WARBENCH: A Comprehensive Benchmark for Evaluating LLMs in Military Decision-Making
Large Language Models are increasingly being considered for deployment in safety-critical military applications. However, current benchmarks suffer from structural blindspots that systematically overestimate model capabilities in real-world tactical scenarios. Existing frameworks typically ignore strict legal constraints based on International Humanitarian Law (IHL), omit edge computing limitations, lack robustness testing for fog of war, and inadequately evaluate explicit reasoning. To address these vulnerabilities, we present WARBENCH, a comprehensive evaluation framework establishing a foundational tactical baseline alongside four distinct stress testing dimensions.

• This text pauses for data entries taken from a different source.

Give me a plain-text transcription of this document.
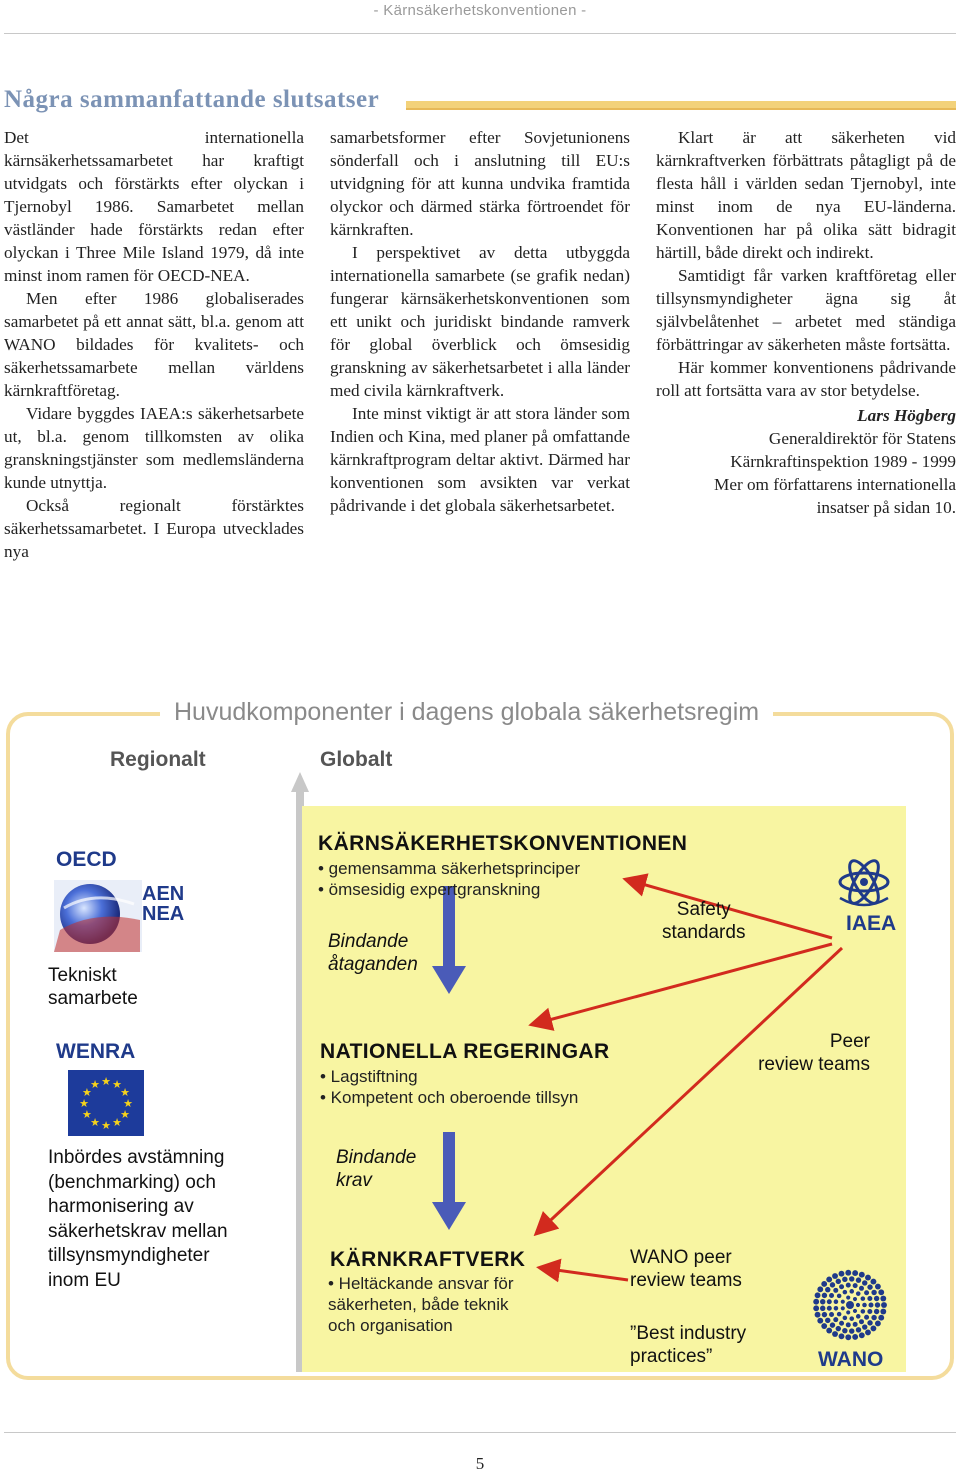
- Kärnsäkerhetskonventionen -
Några sammanfattande slutsatser

Det internationella kärnsäkerhetssamarbetet har kraftigt utvidgats och förstärkts efter olyckan i Tjernobyl 1986. Samarbetet mellan västländer hade förstärkts redan efter olyckan i Three Mile Island 1979, då inte minst inom ramen för OECD-NEA.

Men efter 1986 globaliserades samarbetet på ett annat sätt, bl.a. genom att WANO bildades för kvalitets- och säkerhetssamarbete mellan världens kärnkraftföretag.

Vidare byggdes IAEA:s säkerhetsarbete ut, bl.a. genom tillkomsten av olika granskningstjänster som medlemsländerna kunde utnyttja.

Också regionalt förstärktes säkerhetssamarbetet. I Europa utvecklades nya

samarbetsformer efter Sovjetunionens sönderfall och i anslutning till EU:s utvidgning för att kunna undvika framtida olyckor och därmed stärka förtroendet för kärnkraften.

I perspektivet av detta utbyggda internationella samarbete (se grafik nedan) fungerar kärnsäkerhetskonventionen som ett unikt och juridiskt bindande ramverk för global överblick och ömsesidig granskning av säkerhetsarbetet i alla länder med civila kärnkraftverk.

Inte minst viktigt är att stora länder som Indien och Kina, med planer på omfattande kärnkraftprogram deltar aktivt. Därmed har konventionen som avsikten var verkat pådrivande i det globala säkerhetsarbetet.

Klart är att säkerheten vid kärnkraftverken förbättrats påtagligt på de flesta håll i världen sedan Tjernobyl, inte minst inom de nya EU-länderna. Konventionen har på olika sätt bidragit härtill, både direkt och indirekt.

Samtidigt får varken kraftföretag eller tillsynsmyndigheter ägna sig åt självbelåtenhet – arbetet med ständiga förbättringar av säkerheten måste fortsätta.

Här kommer konventionens pådrivande roll att fortsätta vara av stor betydelse.

Lars Högberg

Generaldirektör för Statens

Kärnkraftinspektion 1989 - 1999

Mer om författarens internationella

insatser på sidan 10.

Huvudkomponenter i dagens globala säkerhetsregim
Regionalt	Globalt
OECD
AEN
NEA
Tekniskt
samarbete
WENRA
★
★
★
★
★
★
★
★
★ ★ ★
★
Inbördes avstämning
(benchmarking) och
harmonisering av
säkerhetskrav mellan
tillsynsmyndigheter
inom EU
KÄRNSÄKERHETSKONVENTIONEN
• gemensamma säkerhetsprinciper
• ömsesidig expertgranskning
Bindande
åtaganden
Safety
standards	IAEA
Peer
review teams
NATIONELLA REGERINGAR
• Lagstiftning
• Kompetent och oberoende tillsyn
Bindande
krav
KÄRNKRAFTVERK
• Heltäckande ansvar för
säkerheten, både teknik
och organisation
WANO peer
review teams
”Best industry
practices”	WANO
5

Through a large scale empirical evaluation of nine leading models on 136 high-fidelity historical scenarios, we reveal severe structural flaws. First, baseline tactical reasoning systematically collapses under complex terrain and high force asymmetry. Second, while state of the art closed source models maintain functional compliance, edge-optimized small models expose extreme operational risks with legal violation rates approaching 70 percent. Furthermore, models experience catastrophic performance degradation under 4-bit quantization and systematic information loss. Conversely, explicit reasoning mechanisms serve as highly effective structural safeguards against inadvertent violations. Ultimately, these findings demonstrate that current models remain fundamentally unready for autonomous deployment in high stakes tactical environments.